Clinic of Otorhinolaryngology, Siirt State Hospital, Siirt, Turkey.
Department of Otorhinolaryngology, Başkent University Konya Hospital, Konya, Turkey.



The aim of this study was to assess the demographic findings and surgical results of patients who underwent submandibular gland excision at a tertiary care center.


The clinical characteristics and histopathological results of 45 patients who had undergone submandibular gland excision between 1997 and 2014 were evaluated in detail.


Twenty-eight (62.2%) and 17 (37.8%) patients presented with a complaint of a painful mass and painless mass, respectively. Histopathologic investigation of the surgical specimens revealed sialolithiasis in 14 patients (31.1%), chronic sialadenitis in 16 (35.6%), benign tumor in 12 (26.7%), malignant tumor in two (4.4%), and mucocele extravasation in one. As complications, permanent paralysis of the marginal mandibular branch of the facial nerve was seen in one patient (2.2%), temporary paralysis of the marginal mandibular branch of the facial nerve was seen in seven (15.6%), orocutaneous fistula was seen in one (2.2%), and temporary paralysis of the hypoglossal nerve was seen in one (2.2%).
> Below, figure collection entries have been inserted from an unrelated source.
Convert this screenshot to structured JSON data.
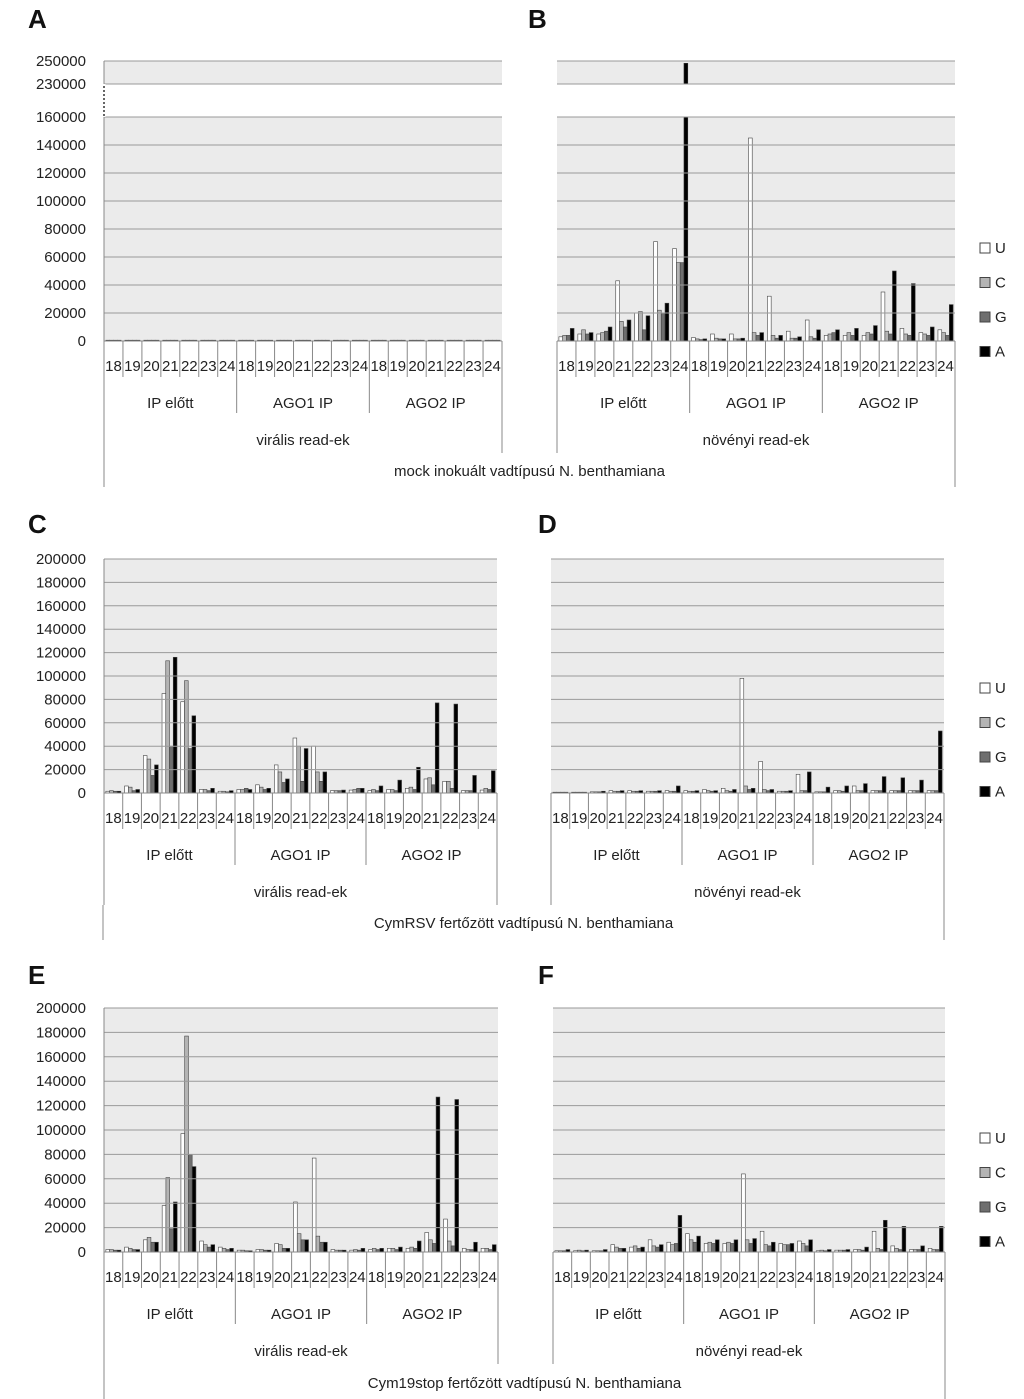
{
  "figure": {
    "legend": [
      "U",
      "C",
      "G",
      "A"
    ],
    "rows": [
      {
        "caption": "mock inokuált vadtípusú N. benthamiana"
      },
      {
        "caption": "CymRSV fertőzött vadtípusú N. benthamiana"
      },
      {
        "caption": "Cym19stop fertőzött vadtípusú N. benthamiana"
      }
    ]
  },
  "colors": {
    "U": "#ffffff",
    "C": "#b4b4b4",
    "G": "#6e6e6e",
    "A": "#000000",
    "plot_bg": "#ebebeb",
    "grid": "#9a9a9a"
  },
  "chart_data": [
    {
      "panel": "A",
      "type": "bar",
      "reads": "virális read-ek",
      "groups": [
        "IP előtt",
        "AGO1 IP",
        "AGO2 IP"
      ],
      "categories": [
        "18",
        "19",
        "20",
        "21",
        "22",
        "23",
        "24"
      ],
      "y_ticks": [
        "0",
        "20000",
        "40000",
        "60000",
        "80000",
        "100000",
        "120000",
        "140000",
        "160000",
        "230000",
        "250000"
      ],
      "ylim": [
        0,
        250000
      ],
      "broken_axis": [
        160000,
        230000
      ],
      "series": [
        {
          "name": "U",
          "values": [
            [
              0,
              0,
              0,
              0,
              0,
              0,
              0
            ],
            [
              0,
              0,
              0,
              0,
              0,
              0,
              0
            ],
            [
              0,
              0,
              0,
              0,
              0,
              0,
              0
            ]
          ]
        },
        {
          "name": "C",
          "values": [
            [
              0,
              0,
              0,
              0,
              0,
              0,
              0
            ],
            [
              0,
              0,
              0,
              0,
              0,
              0,
              0
            ],
            [
              0,
              0,
              0,
              0,
              0,
              0,
              0
            ]
          ]
        },
        {
          "name": "G",
          "values": [
            [
              0,
              0,
              0,
              0,
              0,
              0,
              0
            ],
            [
              0,
              0,
              0,
              0,
              0,
              0,
              0
            ],
            [
              0,
              0,
              0,
              0,
              0,
              0,
              0
            ]
          ]
        },
        {
          "name": "A",
          "values": [
            [
              0,
              0,
              0,
              0,
              0,
              0,
              0
            ],
            [
              0,
              0,
              0,
              0,
              0,
              0,
              0
            ],
            [
              0,
              0,
              0,
              0,
              0,
              0,
              0
            ]
          ]
        }
      ]
    },
    {
      "panel": "B",
      "type": "bar",
      "reads": "növényi read-ek",
      "groups": [
        "IP előtt",
        "AGO1 IP",
        "AGO2 IP"
      ],
      "categories": [
        "18",
        "19",
        "20",
        "21",
        "22",
        "23",
        "24"
      ],
      "ylim": [
        0,
        250000
      ],
      "broken_axis": [
        160000,
        230000
      ],
      "series": [
        {
          "name": "U",
          "values": [
            [
              3000,
              5000,
              5000,
              43000,
              20000,
              71000,
              66000
            ],
            [
              2500,
              5000,
              5000,
              145000,
              32000,
              7000,
              15000
            ],
            [
              4000,
              4000,
              4000,
              35000,
              9000,
              6000,
              8000
            ]
          ]
        },
        {
          "name": "C",
          "values": [
            [
              4000,
              8000,
              6000,
              14000,
              21000,
              22000,
              56000
            ],
            [
              1500,
              2000,
              1500,
              6000,
              4000,
              2000,
              3000
            ],
            [
              5000,
              6000,
              6000,
              7000,
              5000,
              5000,
              6000
            ]
          ]
        },
        {
          "name": "G",
          "values": [
            [
              4000,
              5000,
              7000,
              10000,
              8000,
              20000,
              56000
            ],
            [
              1000,
              1500,
              1500,
              4000,
              2000,
              2000,
              2000
            ],
            [
              6000,
              4000,
              5000,
              5000,
              4000,
              4000,
              4000
            ]
          ]
        },
        {
          "name": "A",
          "values": [
            [
              9000,
              6000,
              10000,
              15000,
              18000,
              27000,
              248000
            ],
            [
              1500,
              1500,
              2000,
              6000,
              4000,
              3000,
              8000
            ],
            [
              8000,
              9000,
              11000,
              50000,
              41000,
              10000,
              26000
            ]
          ]
        }
      ]
    },
    {
      "panel": "C",
      "type": "bar",
      "reads": "virális read-ek",
      "groups": [
        "IP előtt",
        "AGO1 IP",
        "AGO2 IP"
      ],
      "categories": [
        "18",
        "19",
        "20",
        "21",
        "22",
        "23",
        "24"
      ],
      "y_ticks": [
        "0",
        "20000",
        "40000",
        "60000",
        "80000",
        "100000",
        "120000",
        "140000",
        "160000",
        "180000",
        "200000"
      ],
      "ylim": [
        0,
        200000
      ],
      "series": [
        {
          "name": "U",
          "values": [
            [
              1500,
              6000,
              32000,
              85000,
              78000,
              3000,
              1500
            ],
            [
              3000,
              7000,
              24000,
              47000,
              40000,
              2000,
              2500
            ],
            [
              2000,
              3000,
              4000,
              12000,
              10000,
              2000,
              2500
            ]
          ]
        },
        {
          "name": "C",
          "values": [
            [
              2000,
              5000,
              29000,
              113000,
              96000,
              3000,
              1500
            ],
            [
              3000,
              5000,
              18000,
              40000,
              18000,
              2000,
              3000
            ],
            [
              3000,
              3000,
              5000,
              13000,
              10000,
              2000,
              4000
            ]
          ]
        },
        {
          "name": "G",
          "values": [
            [
              1500,
              2000,
              15000,
              40000,
              38000,
              2000,
              1000
            ],
            [
              4000,
              3000,
              9000,
              10000,
              10000,
              2000,
              4000
            ],
            [
              2000,
              2000,
              3000,
              7000,
              4000,
              2000,
              3000
            ]
          ]
        },
        {
          "name": "A",
          "values": [
            [
              1500,
              3000,
              24000,
              116000,
              66000,
              4000,
              2000
            ],
            [
              3000,
              4000,
              12000,
              38000,
              18000,
              2500,
              4000
            ],
            [
              6000,
              11000,
              22000,
              77000,
              76000,
              15000,
              19000
            ]
          ]
        }
      ]
    },
    {
      "panel": "D",
      "type": "bar",
      "reads": "növényi read-ek",
      "groups": [
        "IP előtt",
        "AGO1 IP",
        "AGO2 IP"
      ],
      "categories": [
        "18",
        "19",
        "20",
        "21",
        "22",
        "23",
        "24"
      ],
      "ylim": [
        0,
        200000
      ],
      "series": [
        {
          "name": "U",
          "values": [
            [
              500,
              500,
              1000,
              2000,
              2000,
              1500,
              2000
            ],
            [
              2000,
              3000,
              4000,
              98000,
              27000,
              1500,
              16000
            ],
            [
              1000,
              2000,
              6000,
              2000,
              2000,
              2000,
              2000
            ]
          ]
        },
        {
          "name": "C",
          "values": [
            [
              500,
              500,
              1000,
              1500,
              1500,
              1500,
              1500
            ],
            [
              1500,
              2000,
              2000,
              6000,
              3000,
              1500,
              2000
            ],
            [
              1000,
              2000,
              2000,
              2000,
              2000,
              2000,
              2000
            ]
          ]
        },
        {
          "name": "G",
          "values": [
            [
              500,
              500,
              1000,
              1500,
              1500,
              1500,
              1500
            ],
            [
              1500,
              1500,
              1500,
              3000,
              2000,
              1500,
              2000
            ],
            [
              1000,
              1500,
              2000,
              2000,
              2000,
              2000,
              2000
            ]
          ]
        },
        {
          "name": "A",
          "values": [
            [
              500,
              500,
              1500,
              2000,
              2000,
              2000,
              6000
            ],
            [
              2000,
              2000,
              3000,
              4000,
              3000,
              2000,
              18000
            ],
            [
              5000,
              6000,
              8000,
              14000,
              13000,
              11000,
              53000
            ]
          ]
        }
      ]
    },
    {
      "panel": "E",
      "type": "bar",
      "reads": "virális read-ek",
      "groups": [
        "IP előtt",
        "AGO1 IP",
        "AGO2 IP"
      ],
      "categories": [
        "18",
        "19",
        "20",
        "21",
        "22",
        "23",
        "24"
      ],
      "y_ticks": [
        "0",
        "20000",
        "40000",
        "60000",
        "80000",
        "100000",
        "120000",
        "140000",
        "160000",
        "180000",
        "200000"
      ],
      "ylim": [
        0,
        200000
      ],
      "series": [
        {
          "name": "U",
          "values": [
            [
              2000,
              4000,
              10000,
              38000,
              97000,
              9000,
              4000
            ],
            [
              1500,
              2000,
              7000,
              41000,
              77000,
              2000,
              1500
            ],
            [
              2000,
              3000,
              3000,
              16000,
              27000,
              3000,
              3000
            ]
          ]
        },
        {
          "name": "C",
          "values": [
            [
              2000,
              3000,
              12000,
              61000,
              177000,
              6000,
              3000
            ],
            [
              1500,
              2000,
              6000,
              15000,
              13000,
              1500,
              2000
            ],
            [
              3000,
              3000,
              4000,
              10000,
              9000,
              2000,
              3000
            ]
          ]
        },
        {
          "name": "G",
          "values": [
            [
              1500,
              2000,
              8000,
              19000,
              80000,
              4000,
              2000
            ],
            [
              1000,
              1500,
              3000,
              10000,
              8000,
              1500,
              1500
            ],
            [
              2000,
              2000,
              3000,
              7000,
              5000,
              2000,
              2000
            ]
          ]
        },
        {
          "name": "A",
          "values": [
            [
              1500,
              2000,
              8000,
              41000,
              70000,
              6000,
              3000
            ],
            [
              1000,
              1500,
              3000,
              10000,
              8000,
              1500,
              3000
            ],
            [
              3000,
              4000,
              9000,
              127000,
              125000,
              8000,
              6000
            ]
          ]
        }
      ]
    },
    {
      "panel": "F",
      "type": "bar",
      "reads": "növényi read-ek",
      "groups": [
        "IP előtt",
        "AGO1 IP",
        "AGO2 IP"
      ],
      "categories": [
        "18",
        "19",
        "20",
        "21",
        "22",
        "23",
        "24"
      ],
      "ylim": [
        0,
        200000
      ],
      "series": [
        {
          "name": "U",
          "values": [
            [
              1000,
              1000,
              1000,
              6000,
              4000,
              10000,
              8000
            ],
            [
              15000,
              7000,
              7000,
              64000,
              17000,
              7000,
              9000
            ],
            [
              1000,
              1500,
              2000,
              17000,
              5000,
              2000,
              3000
            ]
          ]
        },
        {
          "name": "C",
          "values": [
            [
              1000,
              1500,
              1000,
              4000,
              5000,
              5000,
              6000
            ],
            [
              10000,
              8000,
              8000,
              10000,
              6000,
              6000,
              7000
            ],
            [
              1500,
              1500,
              2000,
              3000,
              3000,
              2000,
              2000
            ]
          ]
        },
        {
          "name": "G",
          "values": [
            [
              1000,
              1000,
              1000,
              3000,
              3000,
              4000,
              7000
            ],
            [
              8000,
              7000,
              7000,
              7000,
              5000,
              6000,
              5000
            ],
            [
              1000,
              1500,
              1500,
              2000,
              2000,
              2000,
              2000
            ]
          ]
        },
        {
          "name": "A",
          "values": [
            [
              2000,
              1500,
              2000,
              3000,
              4000,
              6000,
              30000
            ],
            [
              13000,
              10000,
              10000,
              11000,
              8000,
              7000,
              10000
            ],
            [
              2000,
              2000,
              4000,
              26000,
              21000,
              5000,
              21000
            ]
          ]
        }
      ]
    }
  ]
}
This study revealed that in patients presenting with complaints of a submandibular gland mass, sialolithiasis, sialadenitis, and benign masses were the mostly diagnosed disorders. Transcervical submandibular gland excision is a satisfactory procedure with low complication and recurrence rates when it is performed on selected patients and obeyed to surgical techniques.


Salivary gland; complication; submandibular gland; surgery

Conflict of interest statement

Conflict of Interest: No conflict of interest was declared by the authors.